At numerous concerts and recitals in Belgium and abroad, Durlet proved to be a piano virtuoso of the highest level. His contemporaries call him the “Poet of the Piano”. Alex de Vries declared: “Emmanuel Durlet is the pianist with the most beautiful ‘toucher’ I ever knew”. The news paper “Het Handelsblad” (16/9/1952) writes: “…those who had the privilege to hear him play received a message of beauty for their whole life. His hands made the music of Peter Benoit unforgettable. Playing a concerto of Mozart, Beethoven or Chopin he proves to be an artist blessed with an immense re-creative power to reveal the depths of the work. In his fingers technique became merely an element that served to express the inspiration of the composer at its highest level. But that technique was perfect in every way.”
Intelligent and sensitive pedagogue
In 1920, Emmanuel Durlet was appointed professor of piano classes for the higher grades at the Royal Flemish Conservatoire of Music in Antwerp. He held this function for 39 years, during which time his progressive technique and creative inspiration resulted in his training of numerous leading musicians: André Cluytens, Eugène Traey, Frans Cauwenberghs, Walter Crabeels, Denise Tolkowsky, Raf Belmans, Kamiel Cooremans, Frits Celis, Julien Esser, a.o.
To help his pupils build up their technical skills, he designed a four part course called “Piano Study and Technique” regarded as unique in the history of Belgian piano tutorials. For beginners he already wrote the method “I shall play the Piano ‘well’”.
Composer with pictorial imagination
In 1933 Emmanuel Durlet started to perform his own compositions. “Descriptive Poems”, “Fra Angelico’s Garden”, “Reed in the Breeze” and “Chrysanthemums” were the first of an impressive oeuvre, composed in a period of some 20 years. This oeuvre comprises:
- 50 works for piano,
- 80 short pieces for piano for young students,
- a concerto for piano and orchestra “Medieval Scenes”,
- a concerto for violin and orchestra “The Chapel of Mary-Magdalena, extra muros”,
- a sonata for violin and piano “Illuminated Tales”,
- a revised piano version of the piano concerto “Symphonic Poems” by Peter Benoit,
- several works for piano and/or other instruments,
- songs accompanied by piano,
- more than 300 works of the Flemish Harpsichordists of the 18th century in a transcription for the piano (after incessant research in archives of churches, abbeys, convents and private collections).
Durlet prefers to give his works evocative titles.

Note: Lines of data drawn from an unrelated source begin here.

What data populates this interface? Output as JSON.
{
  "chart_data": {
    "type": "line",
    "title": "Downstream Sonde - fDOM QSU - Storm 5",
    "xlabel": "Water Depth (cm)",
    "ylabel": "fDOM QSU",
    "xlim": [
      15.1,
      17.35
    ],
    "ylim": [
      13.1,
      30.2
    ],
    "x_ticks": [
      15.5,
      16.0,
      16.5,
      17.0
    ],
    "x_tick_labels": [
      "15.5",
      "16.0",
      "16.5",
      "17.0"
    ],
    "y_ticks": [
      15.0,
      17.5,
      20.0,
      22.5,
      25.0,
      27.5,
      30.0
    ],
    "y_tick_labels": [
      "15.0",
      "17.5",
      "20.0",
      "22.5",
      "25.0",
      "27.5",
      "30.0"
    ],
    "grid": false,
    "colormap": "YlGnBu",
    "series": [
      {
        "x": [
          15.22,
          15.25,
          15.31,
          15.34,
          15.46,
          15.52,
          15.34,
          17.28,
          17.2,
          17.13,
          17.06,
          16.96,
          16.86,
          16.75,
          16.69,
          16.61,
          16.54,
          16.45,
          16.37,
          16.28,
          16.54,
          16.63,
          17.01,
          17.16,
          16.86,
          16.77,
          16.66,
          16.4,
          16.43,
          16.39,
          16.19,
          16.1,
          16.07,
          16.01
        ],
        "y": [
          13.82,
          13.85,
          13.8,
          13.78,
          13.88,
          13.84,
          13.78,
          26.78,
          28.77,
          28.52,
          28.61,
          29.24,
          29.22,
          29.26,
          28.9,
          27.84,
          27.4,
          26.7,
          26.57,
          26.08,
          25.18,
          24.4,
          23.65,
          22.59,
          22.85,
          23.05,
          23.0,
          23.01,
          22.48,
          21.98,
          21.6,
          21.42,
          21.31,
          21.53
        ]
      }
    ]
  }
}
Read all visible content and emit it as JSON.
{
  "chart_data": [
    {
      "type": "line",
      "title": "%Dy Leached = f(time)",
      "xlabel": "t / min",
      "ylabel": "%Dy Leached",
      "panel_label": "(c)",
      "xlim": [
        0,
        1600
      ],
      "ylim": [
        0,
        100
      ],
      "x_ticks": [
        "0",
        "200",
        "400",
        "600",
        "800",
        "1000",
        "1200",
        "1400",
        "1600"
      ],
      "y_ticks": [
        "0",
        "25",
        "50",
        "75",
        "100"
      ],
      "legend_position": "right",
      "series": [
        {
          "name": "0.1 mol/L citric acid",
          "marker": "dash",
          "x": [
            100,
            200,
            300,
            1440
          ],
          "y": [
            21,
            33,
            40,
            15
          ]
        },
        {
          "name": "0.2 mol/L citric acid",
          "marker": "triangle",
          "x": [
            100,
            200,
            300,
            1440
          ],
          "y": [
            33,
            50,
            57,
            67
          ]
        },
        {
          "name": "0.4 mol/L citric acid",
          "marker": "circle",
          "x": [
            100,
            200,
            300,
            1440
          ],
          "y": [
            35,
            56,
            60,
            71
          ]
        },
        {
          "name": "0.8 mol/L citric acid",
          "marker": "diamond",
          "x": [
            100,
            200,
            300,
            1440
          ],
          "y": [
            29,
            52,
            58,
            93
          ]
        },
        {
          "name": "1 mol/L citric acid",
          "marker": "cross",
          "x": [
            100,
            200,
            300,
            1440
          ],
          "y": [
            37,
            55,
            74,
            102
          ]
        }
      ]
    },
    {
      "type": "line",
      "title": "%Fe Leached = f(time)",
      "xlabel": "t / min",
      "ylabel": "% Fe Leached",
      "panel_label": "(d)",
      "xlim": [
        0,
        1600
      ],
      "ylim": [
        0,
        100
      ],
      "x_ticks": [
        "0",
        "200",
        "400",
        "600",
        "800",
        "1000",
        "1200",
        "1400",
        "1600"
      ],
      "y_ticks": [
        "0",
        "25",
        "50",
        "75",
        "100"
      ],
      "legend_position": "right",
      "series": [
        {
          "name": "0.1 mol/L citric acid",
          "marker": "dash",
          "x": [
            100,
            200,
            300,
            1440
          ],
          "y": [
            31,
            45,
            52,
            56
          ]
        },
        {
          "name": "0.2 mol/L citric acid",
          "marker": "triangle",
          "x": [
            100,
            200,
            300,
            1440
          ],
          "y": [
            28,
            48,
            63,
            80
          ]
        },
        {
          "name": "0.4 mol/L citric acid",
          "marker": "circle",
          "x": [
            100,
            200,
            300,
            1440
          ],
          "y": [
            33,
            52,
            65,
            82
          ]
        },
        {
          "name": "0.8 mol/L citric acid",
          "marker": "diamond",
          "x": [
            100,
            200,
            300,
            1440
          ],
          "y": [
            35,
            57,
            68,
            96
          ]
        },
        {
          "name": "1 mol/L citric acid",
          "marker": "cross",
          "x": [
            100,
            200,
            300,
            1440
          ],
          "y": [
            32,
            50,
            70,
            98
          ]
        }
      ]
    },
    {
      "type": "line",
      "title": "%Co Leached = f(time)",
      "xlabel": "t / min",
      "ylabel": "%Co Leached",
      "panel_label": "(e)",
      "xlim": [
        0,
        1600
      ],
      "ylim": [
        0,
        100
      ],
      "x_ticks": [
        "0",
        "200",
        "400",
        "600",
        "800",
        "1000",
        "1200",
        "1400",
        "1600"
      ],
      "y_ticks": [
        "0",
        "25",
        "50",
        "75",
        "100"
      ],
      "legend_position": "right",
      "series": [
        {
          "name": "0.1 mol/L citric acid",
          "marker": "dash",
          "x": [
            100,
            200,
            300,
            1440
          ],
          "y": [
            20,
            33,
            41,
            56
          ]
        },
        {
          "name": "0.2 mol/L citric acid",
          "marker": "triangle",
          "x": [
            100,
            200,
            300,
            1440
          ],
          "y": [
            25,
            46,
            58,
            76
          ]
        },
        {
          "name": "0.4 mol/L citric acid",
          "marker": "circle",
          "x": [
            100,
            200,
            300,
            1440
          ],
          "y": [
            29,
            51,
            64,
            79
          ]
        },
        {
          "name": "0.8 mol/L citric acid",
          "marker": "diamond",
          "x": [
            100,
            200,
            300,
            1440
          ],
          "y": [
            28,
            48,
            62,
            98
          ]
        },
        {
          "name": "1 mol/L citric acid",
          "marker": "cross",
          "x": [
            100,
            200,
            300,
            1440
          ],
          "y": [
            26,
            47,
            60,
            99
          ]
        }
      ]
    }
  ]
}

Descriptive and programmatic elements are a constant in his entire oeuvre. The organic integration of various piano techniques and the transformation of those brilliant techniques into an expressive and meaningful pianistic language, together with a highly individualistic melody and a rich and, at times, surprising harmony give the compositions a very personal and recognisable style.